Mostly, jump lessons were given in small groups, but it was pouring rain that day, and I was the only one to show up. There I was with my horse on the trailer, expecting him to turn me away, but instead he greeted me in a long raincoat and informed me everyone else had cancelled due to the dodgy weather.
He followed that with, “The dress code doesn’t apply today. Meet me at the ring. I’ll get my hat.”
He always had a dress code: Never show up without your tall boots polished (NO half chaps!), collared shirt tucked neatly into breeches. Well, I had polished everything and didn’t even have my half chaps with me—so, there I was in my good tall boots with the most waterproof jacket I had that day and headed to the ring. (The jumps were in his outdoor ring.)
It turned out to be the most incredible lesson of my life. Visibility was often poor as sheets of rain streamed off my helmet visor, but we jumped—and jumped well. My horse, Manny, jumped eagerly as each challenge increased in front of us.
Manny LOVED our lessons with Jimmy. As a coach he had such a soothing quality to his voice, which calmed my often-nervous chestnut Thoroughbred.
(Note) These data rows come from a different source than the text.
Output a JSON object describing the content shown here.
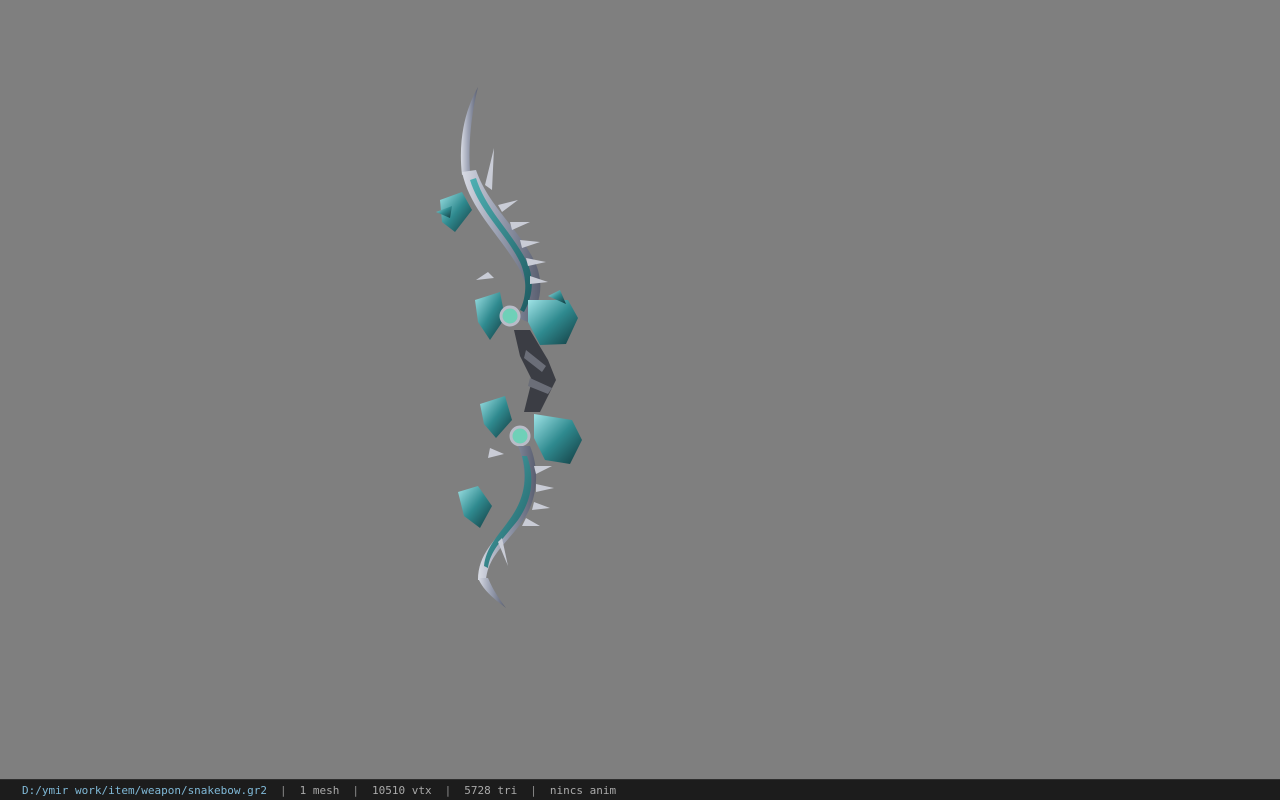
{
  "viewer": {
    "background_color": "#7f7f7f",
    "model_name": "snakebow"
  },
  "status": {
    "path": "D:/ymir work/item/weapon/snakebow.gr2",
    "separator": "|",
    "mesh": "1 mesh",
    "vtx": "10510 vtx",
    "tri": "5728 tri",
    "anim": "nincs anim"
  },
  "colors": {
    "status_bg": "#1c1c1c",
    "path_text": "#7fb8d6",
    "status_text": "#a9a9a9",
    "bow_crystal": "#2f8a8f",
    "bow_metal": "#b9bcc8"
  }
}
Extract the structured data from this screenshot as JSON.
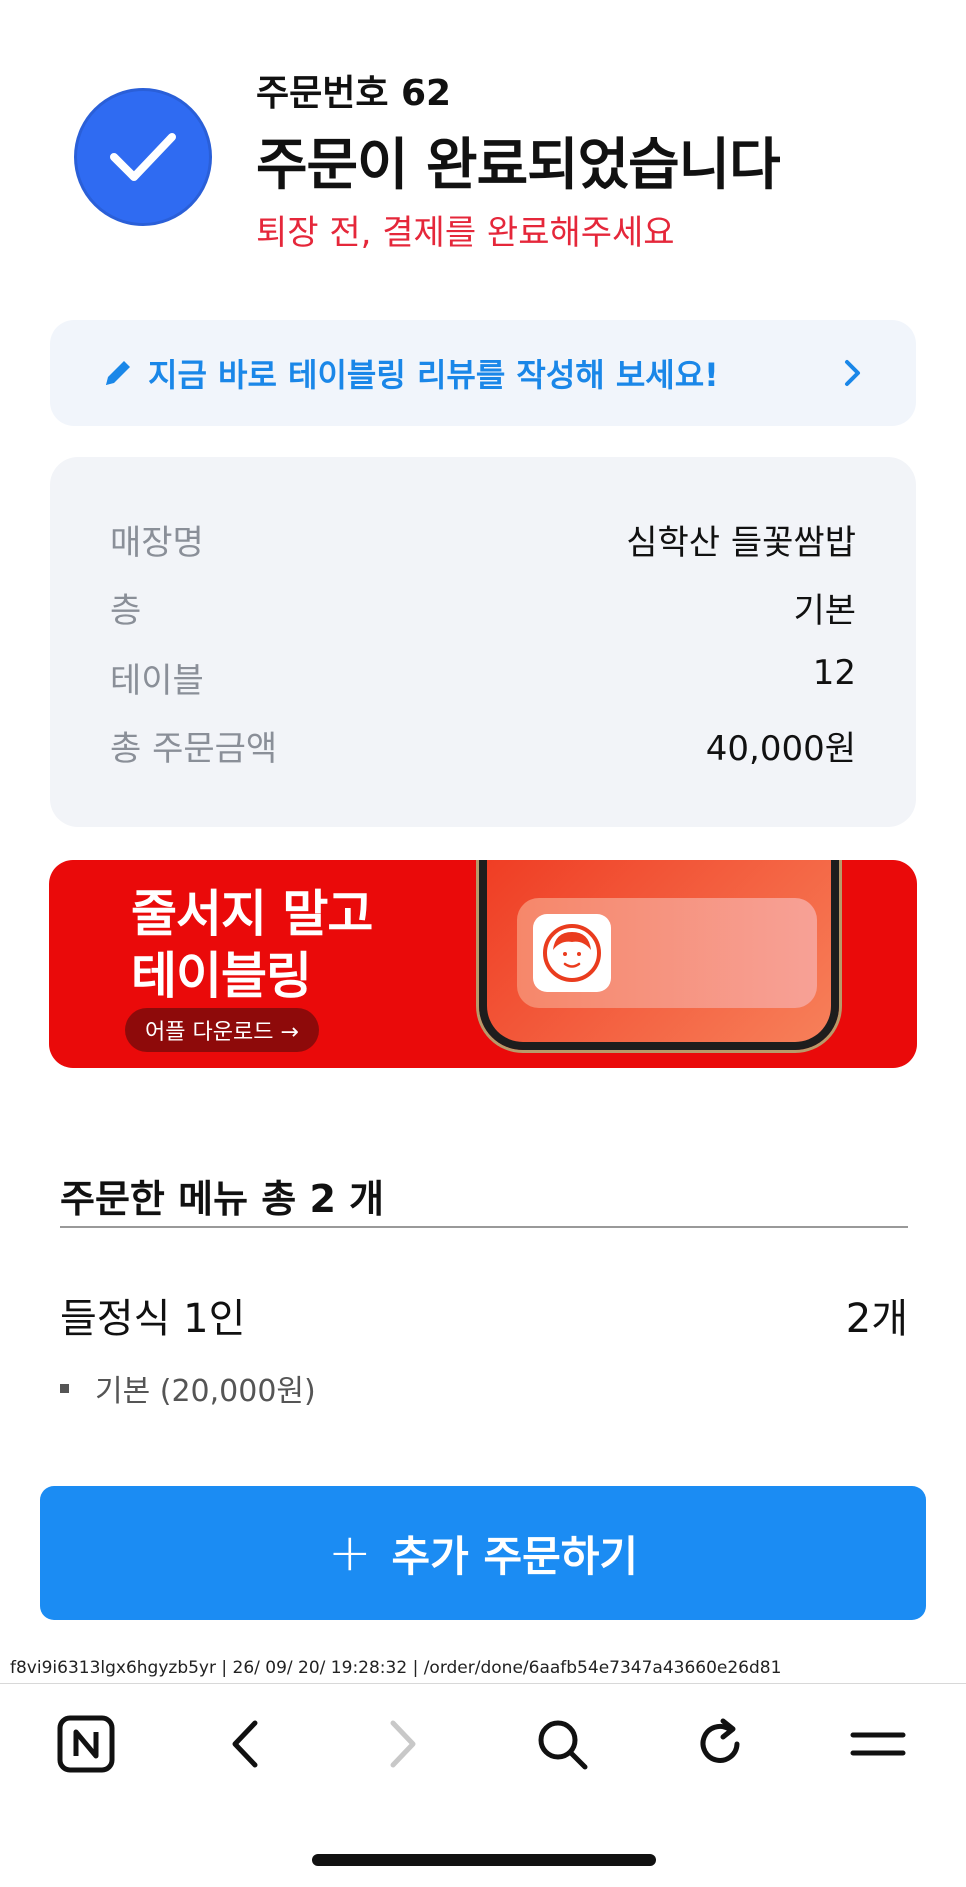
{
  "header": {
    "order_number": "주문번호 62",
    "title": "주문이 완료되었습니다",
    "warning": "퇴장 전, 결제를 완료해주세요",
    "warning_color": "#e5273a"
  },
  "review_banner": {
    "text": "지금 바로 테이블링 리뷰를 작성해 보세요!",
    "icon": "pencil-icon",
    "color": "#1a87e8"
  },
  "info": {
    "rows": [
      {
        "label": "매장명",
        "value": "심학산 들꽃쌈밥"
      },
      {
        "label": "층",
        "value": "기본"
      },
      {
        "label": "테이블",
        "value": "12"
      },
      {
        "label": "총 주문금액",
        "value": "40,000원"
      }
    ]
  },
  "promo": {
    "line1": "줄서지 말고",
    "line2": "테이블링",
    "button": "어플 다운로드 →",
    "bg_color": "#ea0a0a"
  },
  "menu": {
    "header": "주문한 메뉴 총 2 개",
    "items": [
      {
        "name": "들정식 1인",
        "qty": "2개",
        "option": "기본 (20,000원)"
      }
    ]
  },
  "cta": {
    "plus": "+",
    "label": "추가 주문하기",
    "color": "#1b8cf3"
  },
  "status_line": "f8vi9i6313lgx6hgyzb5yr | 26/ 09/ 20/ 19:28:32 | /order/done/6aafb54e7347a43660e26d81",
  "toolbar": {
    "icons": [
      "naver-home-icon",
      "back-icon",
      "forward-icon",
      "search-icon",
      "refresh-icon",
      "menu-icon"
    ]
  }
}
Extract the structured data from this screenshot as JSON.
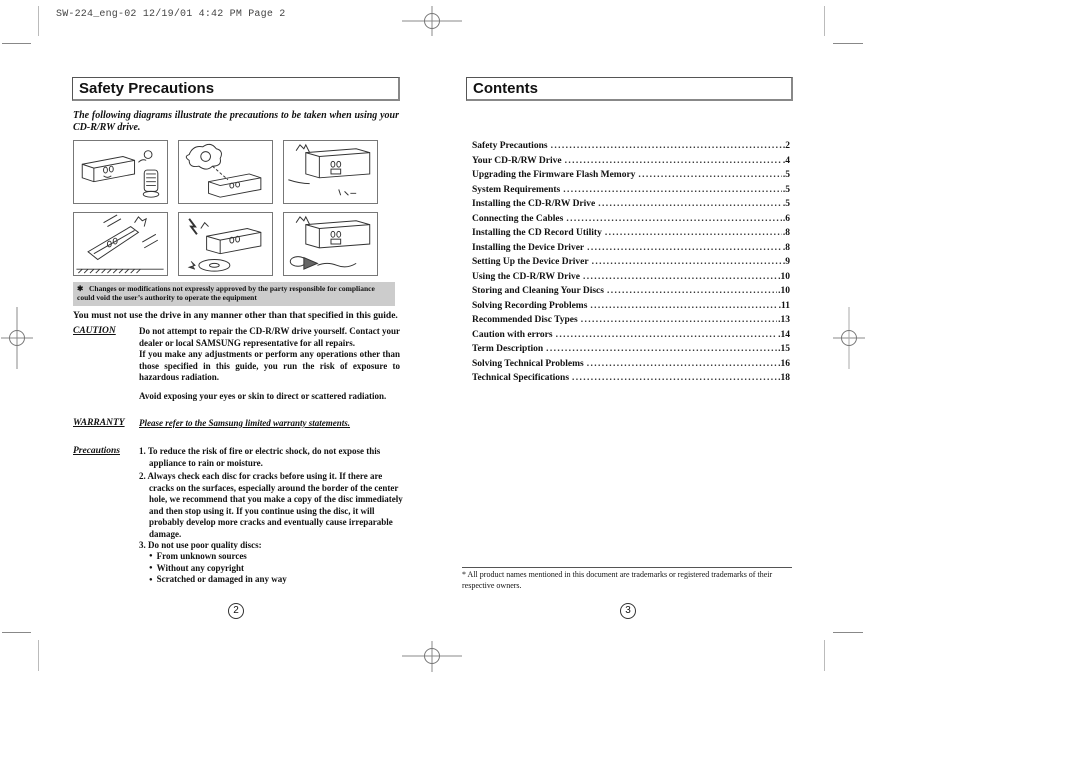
{
  "print_header": "SW-224_eng-02  12/19/01 4:42 PM  Page 2",
  "left_page": {
    "title": "Safety Precautions",
    "intro": "The following diagrams illustrate the precautions to be taken when using your CD-R/RW drive.",
    "illustrations": [
      {
        "icon": "drive-near-heater-illustration"
      },
      {
        "icon": "drive-in-sunlight-illustration"
      },
      {
        "icon": "drive-disassembly-illustration"
      },
      {
        "icon": "drive-dropped-illustration"
      },
      {
        "icon": "drive-disc-broken-illustration"
      },
      {
        "icon": "drive-liquid-spill-illustration"
      }
    ],
    "notice": {
      "symbol": "✱",
      "text": "Changes or modifications not expressly approved by the party responsible for compliance could void the user’s authority to operate the equipment"
    },
    "usage_statement": "You must not use the drive in any manner other than that specified in this guide.",
    "caution": {
      "label": "CAUTION",
      "text1": "Do not attempt to repair the CD-R/RW drive yourself. Contact your dealer or local SAMSUNG representative for all repairs.",
      "text2": "If you make any adjustments or perform any operations other than those specified in this guide, you run the risk of exposure to hazardous radiation.",
      "text3": "Avoid exposing your eyes or skin to direct or scattered radiation."
    },
    "warranty": {
      "label": "WARRANTY",
      "text": "Please refer to the Samsung limited warranty statements."
    },
    "precautions": {
      "label": "Precautions",
      "items": [
        "1. To reduce the risk of fire or electric shock, do not expose this appliance to rain or moisture.",
        "2. Always check each disc for cracks before using it. If there are cracks on the surfaces, especially around the border of the center hole, we recommend that you make a copy of the disc immediately and then stop using it. If you continue using the disc, it will probably develop more cracks and eventually cause irreparable damage.",
        "3. Do not use poor quality discs:"
      ],
      "bullets": [
        "From unknown sources",
        "Without any copyright",
        "Scratched or damaged in any way"
      ]
    },
    "page_number": "2"
  },
  "right_page": {
    "title": "Contents",
    "toc": [
      {
        "title": "Safety Precautions",
        "page": ".2"
      },
      {
        "title": "Your CD-R/RW Drive",
        "page": ".4"
      },
      {
        "title": "Upgrading the Firmware Flash Memory",
        "page": ".5"
      },
      {
        "title": "System Requirements",
        "page": ".5"
      },
      {
        "title": "Installing the CD-R/RW Drive",
        "page": ".5"
      },
      {
        "title": "Connecting the Cables",
        "page": ".6"
      },
      {
        "title": "Installing the CD Record Utility",
        "page": ".8"
      },
      {
        "title": "Installing the Device Driver",
        "page": ".8"
      },
      {
        "title": "Setting Up the Device Driver",
        "page": ".9"
      },
      {
        "title": "Using the CD-R/RW Drive",
        "page": ".10"
      },
      {
        "title": "Storing and Cleaning Your Discs",
        "page": ".10"
      },
      {
        "title": "Solving Recording Problems",
        "page": ".11"
      },
      {
        "title": "Recommended Disc Types",
        "page": ".13"
      },
      {
        "title": "Caution with errors",
        "page": ".14"
      },
      {
        "title": "Term Description",
        "page": ".15"
      },
      {
        "title": "Solving Technical Problems",
        "page": ".16"
      },
      {
        "title": "Technical Specifications",
        "page": ".18"
      }
    ],
    "footnote": "* All product names mentioned in this document are trademarks or registered trademarks of their respective owners.",
    "page_number": "3"
  }
}
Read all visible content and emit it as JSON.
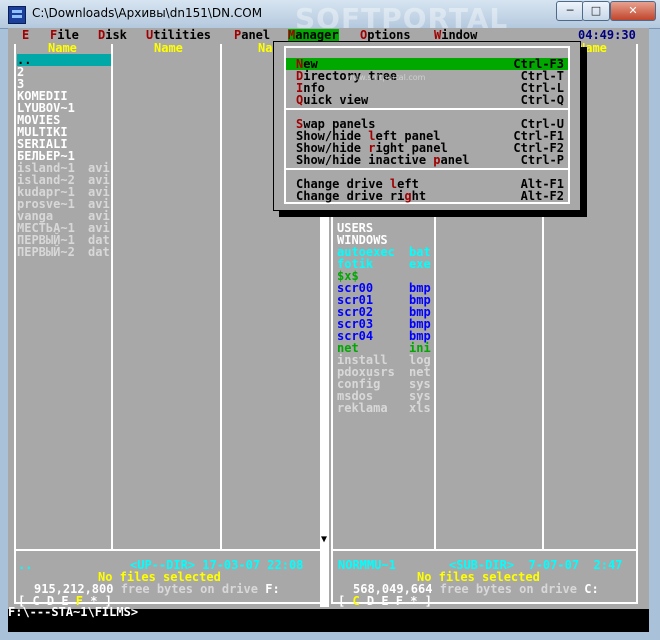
{
  "window": {
    "title": "C:\\Downloads\\Архивы\\dn151\\DN.COM",
    "minimize": "─",
    "maximize": "□",
    "close": "✕",
    "watermark": "SOFTPORTAL",
    "watermark_url": "www.softportal.com"
  },
  "menu": {
    "items": [
      {
        "hk": "E",
        "rest": ""
      },
      {
        "hk": "F",
        "rest": "ile"
      },
      {
        "hk": "D",
        "rest": "isk"
      },
      {
        "hk": "U",
        "rest": "tilities"
      },
      {
        "hk": "P",
        "rest": "anel"
      },
      {
        "hk": "M",
        "rest": "anager"
      },
      {
        "hk": "O",
        "rest": "ptions"
      },
      {
        "hk": "W",
        "rest": "indow"
      }
    ],
    "clock": "04:49:30"
  },
  "left_panel": {
    "col_headers": [
      "Name",
      "Name",
      "Na"
    ],
    "files": [
      {
        "name": "..",
        "ext": "",
        "type": "sel"
      },
      {
        "name": "2",
        "ext": "",
        "type": "dir"
      },
      {
        "name": "3",
        "ext": "",
        "type": "dir"
      },
      {
        "name": "KOMEDII",
        "ext": "",
        "type": "dir"
      },
      {
        "name": "LYUBOV~1",
        "ext": "",
        "type": "dir"
      },
      {
        "name": "MOVIES",
        "ext": "",
        "type": "dir"
      },
      {
        "name": "MULTIKI",
        "ext": "",
        "type": "dir"
      },
      {
        "name": "SERIALI",
        "ext": "",
        "type": "dir"
      },
      {
        "name": "БЕЛЬЕР~1",
        "ext": "",
        "type": "dir"
      },
      {
        "name": "island~1",
        "ext": "avi",
        "type": "file"
      },
      {
        "name": "island~2",
        "ext": "avi",
        "type": "file"
      },
      {
        "name": "kudapr~1",
        "ext": "avi",
        "type": "file"
      },
      {
        "name": "prosve~1",
        "ext": "avi",
        "type": "file"
      },
      {
        "name": "vanga",
        "ext": "avi",
        "type": "file"
      },
      {
        "name": "МЕСТЬА~1",
        "ext": "avi",
        "type": "file"
      },
      {
        "name": "ПЕРВЫЙ~1",
        "ext": "dat",
        "type": "file"
      },
      {
        "name": "ПЕРВЫЙ~2",
        "ext": "dat",
        "type": "file"
      }
    ],
    "status_name": "..",
    "status_info": "<UP--DIR> 17-03-07 22:08",
    "no_files": "No files selected",
    "free_num": "915,212,800",
    "free_text": " free bytes on drive",
    "drive": "F:",
    "drives_prefix": "[ C D E ",
    "drives_active": "F",
    "drives_suffix": " * ]"
  },
  "right_panel": {
    "col_header": "Name",
    "files": [
      {
        "name": "USERS",
        "ext": "",
        "type": "dir"
      },
      {
        "name": "WINDOWS",
        "ext": "",
        "type": "dir"
      },
      {
        "name": "autoexec",
        "ext": "bat",
        "type": "exe"
      },
      {
        "name": "fotik",
        "ext": "exe",
        "type": "exe"
      },
      {
        "name": "$x$",
        "ext": "",
        "type": "grn"
      },
      {
        "name": "scr00",
        "ext": "bmp",
        "type": "img"
      },
      {
        "name": "scr01",
        "ext": "bmp",
        "type": "img"
      },
      {
        "name": "scr02",
        "ext": "bmp",
        "type": "img"
      },
      {
        "name": "scr03",
        "ext": "bmp",
        "type": "img"
      },
      {
        "name": "scr04",
        "ext": "bmp",
        "type": "img"
      },
      {
        "name": "net",
        "ext": "ini",
        "type": "grn"
      },
      {
        "name": "install",
        "ext": "log",
        "type": "file"
      },
      {
        "name": "pdoxusrs",
        "ext": "net",
        "type": "file"
      },
      {
        "name": "config",
        "ext": "sys",
        "type": "file"
      },
      {
        "name": "msdos",
        "ext": "sys",
        "type": "file"
      },
      {
        "name": "reklama",
        "ext": "xls",
        "type": "file"
      }
    ],
    "status_name": "NORMMU~1",
    "status_info": "<SUB-DIR>  7-07-07  2:47",
    "no_files": "No files selected",
    "free_num": "568,049,664",
    "free_text": " free bytes on drive",
    "drive": "C:",
    "drives_prefix": "[ ",
    "drives_active": "C",
    "drives_suffix": " D E F * ]"
  },
  "manager_menu": {
    "items": [
      {
        "hk": "N",
        "rest": "ew",
        "key": "Ctrl-F3",
        "highlighted": true
      },
      {
        "hk": "D",
        "rest": "irectory tree",
        "key": "Ctrl-T",
        "highlighted": false
      },
      {
        "hk": "I",
        "rest": "nfo",
        "key": "Ctrl-L",
        "highlighted": false
      },
      {
        "hk": "Q",
        "rest": "uick view",
        "key": "Ctrl-Q",
        "highlighted": false
      },
      {
        "hk": "S",
        "rest": "wap panels",
        "key": "Ctrl-U",
        "highlighted": false
      },
      {
        "pre": "Show/hide ",
        "hk": "l",
        "rest": "eft panel",
        "key": "Ctrl-F1",
        "highlighted": false
      },
      {
        "pre": "Show/hide ",
        "hk": "r",
        "rest": "ight panel",
        "key": "Ctrl-F2",
        "highlighted": false
      },
      {
        "pre": "Show/hide inactive ",
        "hk": "p",
        "rest": "anel",
        "key": "Ctrl-P",
        "highlighted": false
      },
      {
        "pre": "Change drive ",
        "hk": "l",
        "rest": "eft",
        "key": "Alt-F1",
        "highlighted": false
      },
      {
        "pre": "Change drive ri",
        "hk": "g",
        "rest": "ht",
        "key": "Alt-F2",
        "highlighted": false
      }
    ]
  },
  "command_line": "F:\\---STA~1\\FILMS>",
  "colors": {
    "panel_bg": "#a8a8a8",
    "selection": "#00a8a8",
    "menu_highlight": "#00a800",
    "hotkey": "#a00000"
  }
}
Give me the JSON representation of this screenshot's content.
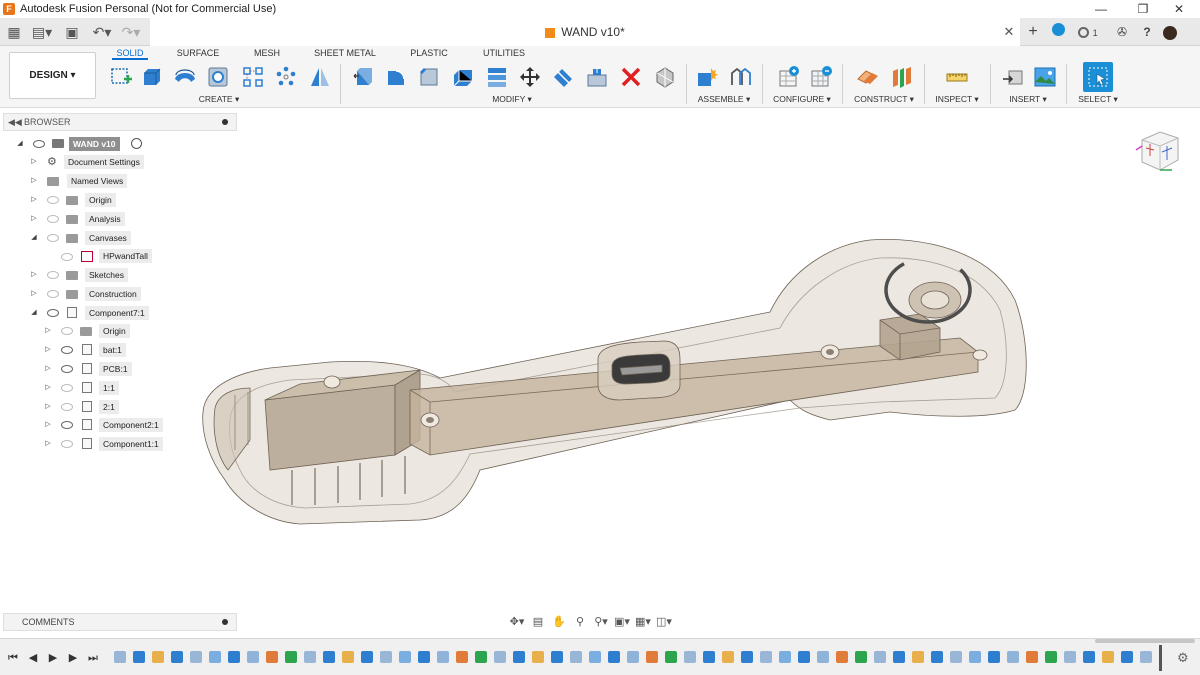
{
  "window": {
    "title": "Autodesk Fusion Personal (Not for Commercial Use)",
    "app_icon": "F"
  },
  "tabbar": {
    "document_tab": "WAND v10*",
    "job_count": "1"
  },
  "toolbar": {
    "workspace": "DESIGN",
    "workspace_tabs": [
      "SOLID",
      "SURFACE",
      "MESH",
      "SHEET METAL",
      "PLASTIC",
      "UTILITIES"
    ],
    "active_tab": "SOLID",
    "groups": {
      "create": "CREATE",
      "modify": "MODIFY",
      "assemble": "ASSEMBLE",
      "configure": "CONFIGURE",
      "construct": "CONSTRUCT",
      "inspect": "INSPECT",
      "insert": "INSERT",
      "select": "SELECT"
    }
  },
  "browser": {
    "title": "BROWSER",
    "root": "WAND v10",
    "items": [
      {
        "label": "Document Settings"
      },
      {
        "label": "Named Views"
      },
      {
        "label": "Origin"
      },
      {
        "label": "Analysis"
      },
      {
        "label": "Canvases"
      },
      {
        "label": "HPwandTall"
      },
      {
        "label": "Sketches"
      },
      {
        "label": "Construction"
      },
      {
        "label": "Component7:1"
      },
      {
        "label": "Origin"
      },
      {
        "label": "bat:1"
      },
      {
        "label": "PCB:1"
      },
      {
        "label": "1:1"
      },
      {
        "label": "2:1"
      },
      {
        "label": "Component2:1"
      },
      {
        "label": "Component1:1"
      }
    ]
  },
  "comments": {
    "title": "COMMENTS"
  },
  "colors": {
    "accent": "#0a6ed1",
    "orange": "#f28b1a",
    "model_fill": "#cdbfae",
    "model_stroke": "#7a6a58"
  }
}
That entire hour the master horseman was standing in the middle of the ring providing sage advice, encouragement and often breaking into a contagious smile or laugh as Manny jumped as well as he ever had amidst intermittent downpours. I left soggy as a drowned rat but smiled the whole trip home. That day changed me as a rider. I’ll never forget that lesson.
Petra Groat, Purcellville, Virginia
Wofford’s ‘spatial awareness’
I have two favorite memories of Jimmy Wofford. One is of him making me tea in his kitchen as we edited a video project and getting off topic. We might still be there if the Redskins’ game hadn’t kicked off at 1 p.m. that day.
The second is him driving at me in a golf cart with Hillary Moses jumping off the side, practicing rolling falls for Practical Horseman magazine. I’m sure he didn’t get near as close as it seemed, but I do remember questioning his spatial awareness.
[Editor’s note, the MANY readers who submitted stories about Wofford standing in a line or behind a jump to discourage their horse from rushing might share the same sentiment about his spatial awareness.]
Amy Dragoo, Coatesville, Pennsylvania
“Signs of intelligent life in the universe.”
I had admired Jimmy Wofford as a rider, trainer, and clinician well before [riding with him in a USHJA Emerging Athlete Program training session in California], so getting the chance to work with a top-level eventing rider was so exciting to me as someone who aspires to compete in eventing at that level as well.
I’ve worked with many different clinicians in the past, but to work with someone in a jumping clinic that understood the importance of dressage only increased my admiration for him. I was riding a horse named Darla, a PMU mare who was not built for jumping, but made it over the fences nonetheless and held her own against all the fancy warmbloods.
I was having trouble getting my distance to one oxer, and Jimmy told me to try and get a gallop, and then Darla took off from a little better spot.
He claps very slowly and says, “Signs of intelligent life in the universe.” And then later he says that, “It was good, not wonderful, but better.”
I think these quotes are so quintessentially Wofford because there is a humor and wittiness about him that I really admired, out of all the clinicians that I worked with. He was truly one of the greats of eventing and horse riding. I’m so lucky to have ridden with him and gotten to experience his wisdom.
Ronnie Cruz, Los Angeles
“Jimmy Wofford just changed your tire.”
I got a flat tire years ago, around 1989, in my old tag-along horse trailer on a back road in Maryland, while I was on my way to a competitive trail ride. A nice man stopped to change it for me. His buddy said to me, “Jimmy Wofford just changed your tire.” Such a nice gentleman.
Patti Pizzo, Upper Black Eddy, Pennsylvania
A service for Jim Wofford will be held at 11 a.m. Feb. 24 at Trinity Episcopal Church in Upperville, Virginia. Donations in his memory can be made to The National Sporting Library, 102 The Plains Road, Middleburg, VA 20117, or The Piedmont Fox Hounds Conservation Fund, P.O. Box 592, Upperville, VA 20185.